Suppose there are 5 nodes in a data center, Imagine those nodes(computers) in a circle equally separated. Cassandra assigns a range of numbers to each node in a cluster. And once data comes, it calculates the hash of that data and gets a value and then it checks in which node range this value belongs. It then stores that data in the respective node and also copies that data in say 3(Replication factor which we set) more nodes in clockwise direction. This ensures that the system is Reliable (facebook.com will work even if one node goes down) and also we can scale our system horizontally (by adding more nodes).
How does Cassandra ensure consistency?
Again, we as a programmer configure in the database engine that we need a consistency level(any, quorum).
So whenever we wish to get the data from cassandra, it will fetch the same data from each of the replicated nodes and return the data according to the configuration, for instance latest data (timestamp) if at all there is any inconsistency.
If you are still confused about how reading and writing takes place in Cassandra, read on.

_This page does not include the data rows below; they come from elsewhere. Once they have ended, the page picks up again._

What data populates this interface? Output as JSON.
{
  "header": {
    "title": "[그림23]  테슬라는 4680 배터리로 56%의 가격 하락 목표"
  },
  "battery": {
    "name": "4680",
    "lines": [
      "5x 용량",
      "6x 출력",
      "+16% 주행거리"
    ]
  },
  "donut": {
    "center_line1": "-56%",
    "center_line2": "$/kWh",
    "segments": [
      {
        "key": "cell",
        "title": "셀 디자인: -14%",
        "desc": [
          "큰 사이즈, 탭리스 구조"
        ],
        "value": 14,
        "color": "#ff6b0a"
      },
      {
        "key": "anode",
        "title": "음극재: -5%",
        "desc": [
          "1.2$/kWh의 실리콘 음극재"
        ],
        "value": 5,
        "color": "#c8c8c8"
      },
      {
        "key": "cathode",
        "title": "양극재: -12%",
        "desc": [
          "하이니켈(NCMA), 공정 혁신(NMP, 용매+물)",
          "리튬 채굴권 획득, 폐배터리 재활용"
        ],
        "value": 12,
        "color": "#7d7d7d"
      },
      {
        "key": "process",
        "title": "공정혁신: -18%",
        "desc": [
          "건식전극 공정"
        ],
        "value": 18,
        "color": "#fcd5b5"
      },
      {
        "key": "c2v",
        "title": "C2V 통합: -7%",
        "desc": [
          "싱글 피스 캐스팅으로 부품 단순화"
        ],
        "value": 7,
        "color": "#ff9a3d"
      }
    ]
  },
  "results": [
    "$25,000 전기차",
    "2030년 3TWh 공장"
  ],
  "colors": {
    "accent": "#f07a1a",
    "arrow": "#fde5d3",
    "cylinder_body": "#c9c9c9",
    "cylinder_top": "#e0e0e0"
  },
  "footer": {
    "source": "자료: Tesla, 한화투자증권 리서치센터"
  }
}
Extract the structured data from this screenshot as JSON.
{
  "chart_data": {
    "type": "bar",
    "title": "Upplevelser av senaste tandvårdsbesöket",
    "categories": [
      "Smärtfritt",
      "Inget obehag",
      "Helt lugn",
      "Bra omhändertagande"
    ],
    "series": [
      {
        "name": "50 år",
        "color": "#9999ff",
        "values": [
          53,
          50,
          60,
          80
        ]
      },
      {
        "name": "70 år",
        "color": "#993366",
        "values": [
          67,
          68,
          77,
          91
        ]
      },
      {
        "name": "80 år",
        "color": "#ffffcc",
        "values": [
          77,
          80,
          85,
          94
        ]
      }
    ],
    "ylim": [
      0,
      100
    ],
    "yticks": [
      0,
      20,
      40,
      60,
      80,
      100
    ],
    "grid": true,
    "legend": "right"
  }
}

In Cassandra, we make tables but there is a slight difference than that of relational tables. Suppose we have an employee table like this.
In cassandra, while creating this table we specify 2 things:
1. Partition Key which is responsible for data distribution across your nodes.
2. Clustering Key which is responsible for data *SORTING* within the partition (on node)
Both these keys are part of table only i.e. one of its column.
So, if in this table we set “subject” as partition key and we have 2 nodes then,
Teacher-1 and Teacher-3 will be stored in node1 (since both belongs to “Database” partition key) and
Teacher-2 and Teacher-4 will be stored in node2.
And these data will be sorted by clustering key(here id).
Now, whenever a write operation will come, cassandra can easily decide in which node it has to store the data, it will see the value of its partition key, and then calculate the hash and hence will figure out the node information.
Also, while reading we need to provide these keys in order to let cassandra calculate the node information.
So, this was the case in which we understood how a distributed database works, but now-a-days every system is deployed in a distributed manner. You can read more on how distributed caching works and how servers are deployed in a distributed manner and serves requests or balances the load between those servers using load balancers.
I hope this answers all the questions which I mentioned above.
I am very new to this, your suggestions and doubts are welcome.